A north Queensland mother charged with manslaughter after her two young sons drowned in a river has been refused bail and remanded in custody.

Leeann Eatts, 47, appeared in the Townsville Magistrates Court on Saturday morning after being arrested and charged on Friday.

The bodies of three-year-old Jhulio Sariago and five-year-old Barak Austral were found in the Ross River in Townsville in February.

They had gone missing late in the afternoon on February 25 and police issued an amber alert six hours later when they had not been found.

Their bodies were pulled from the river the next morning after a desperate community search involving 100 people and a helicopter.

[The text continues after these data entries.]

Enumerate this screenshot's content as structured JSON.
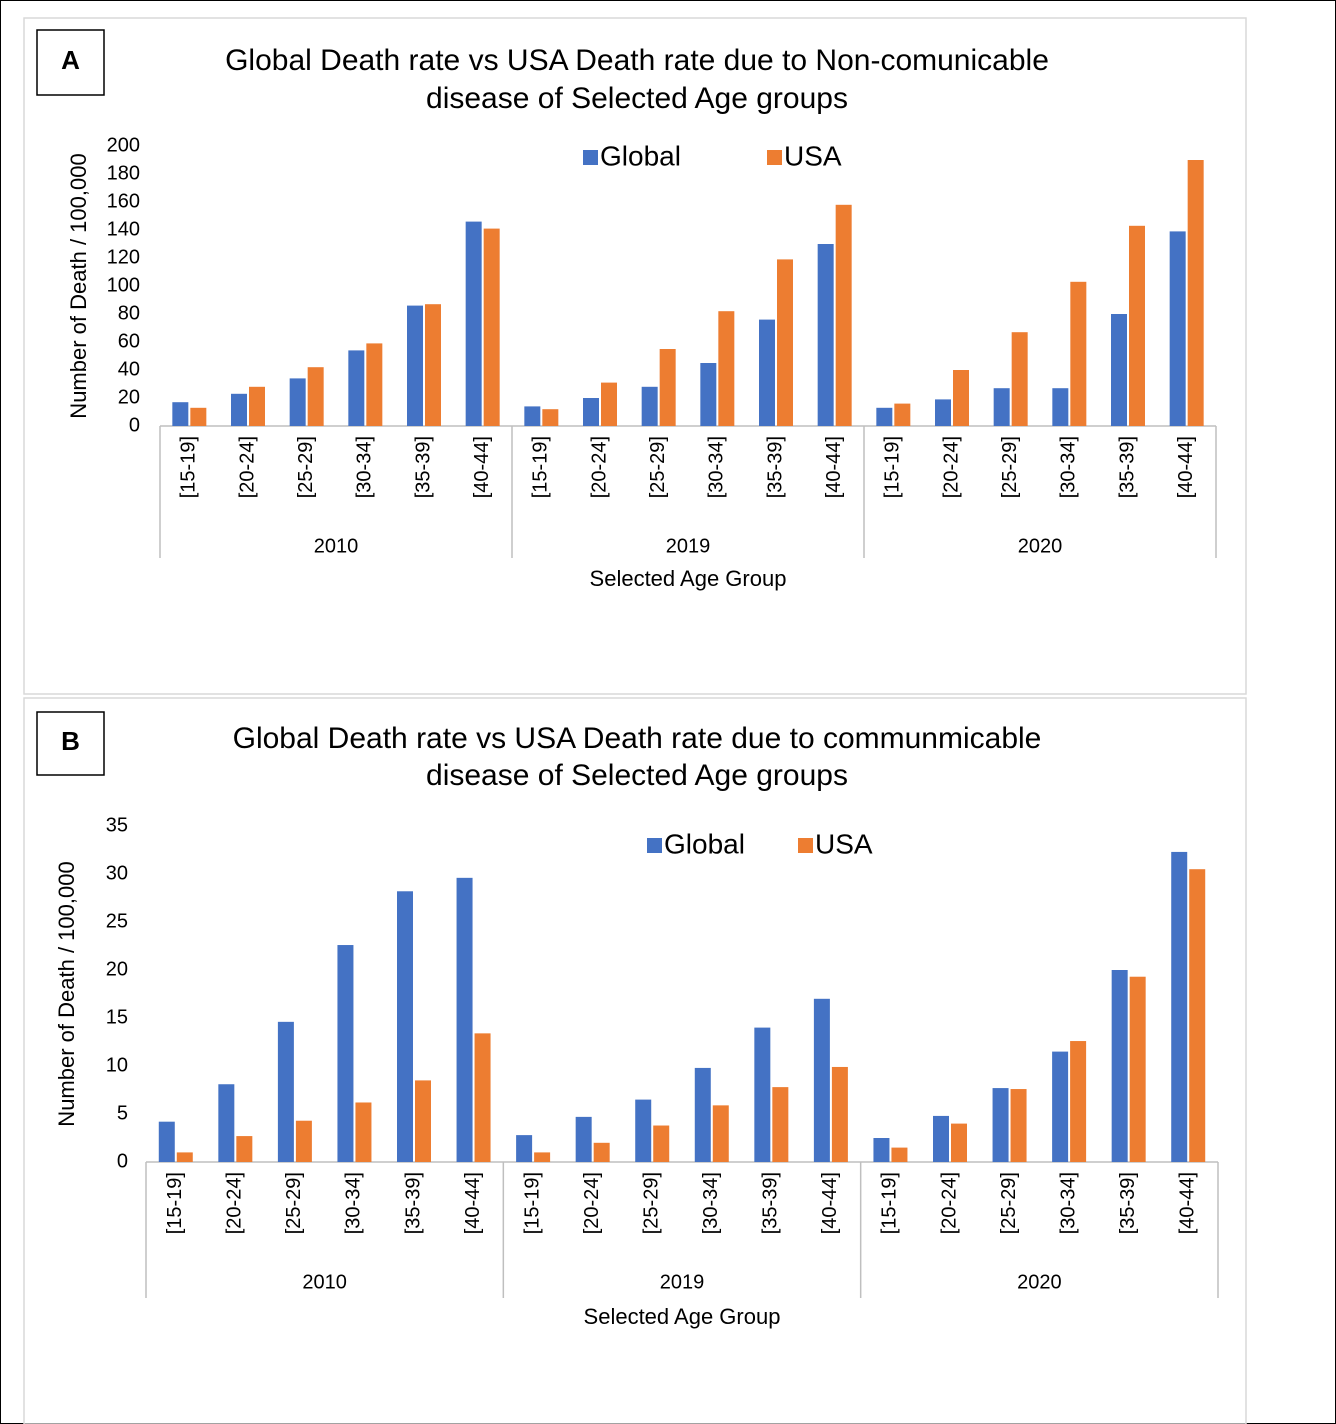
{
  "chart_data": [
    {
      "type": "bar",
      "panel_label": "A",
      "title": [
        "Global Death rate vs USA Death rate due to Non-comunicable",
        "disease of Selected Age groups"
      ],
      "x_label": "Selected Age Group",
      "y_label": "Number of Death / 100,000",
      "category_groups": [
        "2010",
        "2019",
        "2020"
      ],
      "categories": [
        "[15-19]",
        "[20-24]",
        "[25-29]",
        "[30-34]",
        "[35-39]",
        "[40-44]",
        "[15-19]",
        "[20-24]",
        "[25-29]",
        "[30-34]",
        "[35-39]",
        "[40-44]",
        "[15-19]",
        "[20-24]",
        "[25-29]",
        "[30-34]",
        "[35-39]",
        "[40-44]"
      ],
      "series": [
        {
          "name": "Global",
          "color": "#4472c4",
          "values": [
            17,
            23,
            34,
            54,
            86,
            146,
            14,
            20,
            28,
            45,
            76,
            130,
            13,
            19,
            27,
            27,
            80,
            139
          ]
        },
        {
          "name": "USA",
          "color": "#ed7d31",
          "values": [
            13,
            28,
            42,
            59,
            87,
            141,
            12,
            31,
            55,
            82,
            119,
            158,
            16,
            40,
            67,
            103,
            143,
            190
          ]
        }
      ],
      "ylim": [
        0,
        200
      ],
      "yticks": [
        0,
        20,
        40,
        60,
        80,
        100,
        120,
        140,
        160,
        180,
        200
      ]
    },
    {
      "type": "bar",
      "panel_label": "B",
      "title": [
        "Global Death rate vs USA Death rate due to communmicable",
        "disease of Selected Age groups"
      ],
      "x_label": "Selected Age Group",
      "y_label": "Number of Death / 100,000",
      "category_groups": [
        "2010",
        "2019",
        "2020"
      ],
      "categories": [
        "[15-19]",
        "[20-24]",
        "[25-29]",
        "[30-34]",
        "[35-39]",
        "[40-44]",
        "[15-19]",
        "[20-24]",
        "[25-29]",
        "[30-34]",
        "[35-39]",
        "[40-44]",
        "[15-19]",
        "[20-24]",
        "[25-29]",
        "[30-34]",
        "[35-39]",
        "[40-44]"
      ],
      "series": [
        {
          "name": "Global",
          "color": "#4472c4",
          "values": [
            4.2,
            8.1,
            14.6,
            22.6,
            28.2,
            29.6,
            2.8,
            4.7,
            6.5,
            9.8,
            14.0,
            17.0,
            2.5,
            4.8,
            7.7,
            11.5,
            20.0,
            32.3
          ]
        },
        {
          "name": "USA",
          "color": "#ed7d31",
          "values": [
            1.0,
            2.7,
            4.3,
            6.2,
            8.5,
            13.4,
            1.0,
            2.0,
            3.8,
            5.9,
            7.8,
            9.9,
            1.5,
            4.0,
            7.6,
            12.6,
            19.3,
            30.5
          ]
        }
      ],
      "ylim": [
        0,
        35
      ],
      "yticks": [
        0,
        5,
        10,
        15,
        20,
        25,
        30,
        35
      ]
    }
  ]
}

In court on Saturday, Magistrate Peter Smid said the safety of Ms Eatts and the community could be at risk if she was released.

Police prosecutor Kellie Mythen said officers had received 156 statements related to the case.

Speaking yesterday after Ms Eatts’ arrest, Detective Senior Sergeant David Miles said police will allege the boys’ deaths were a “preventable tragedy”.

“This is something that should have never happened,” he said.

The short lives of Jhulio Sariago, 3, and Barak Austral, 5, ended in the Ross River. Photo: Queensland Police

Ms Eatts is also facing a range of other unrelated offences, including drug trafficking.

She is due to face court again on May 17.

Mother likely known to Child Safety Department

Outside court, Townsville Indigenous elder Gracelyn Smallwood said she believed Ms Eatts and the boys had been visited by the Department of Child Safety.

“We are all shocked,” she said.

She said an investigation was needed into how many times department officers visited Ms Eatts.

“If DOCS had done their job by regularly checking on the welfare of the children, this too could have been avoided,” Ms Smallwood said.

“The fathers are in such a traumatic state they don’t want to speak to the media.”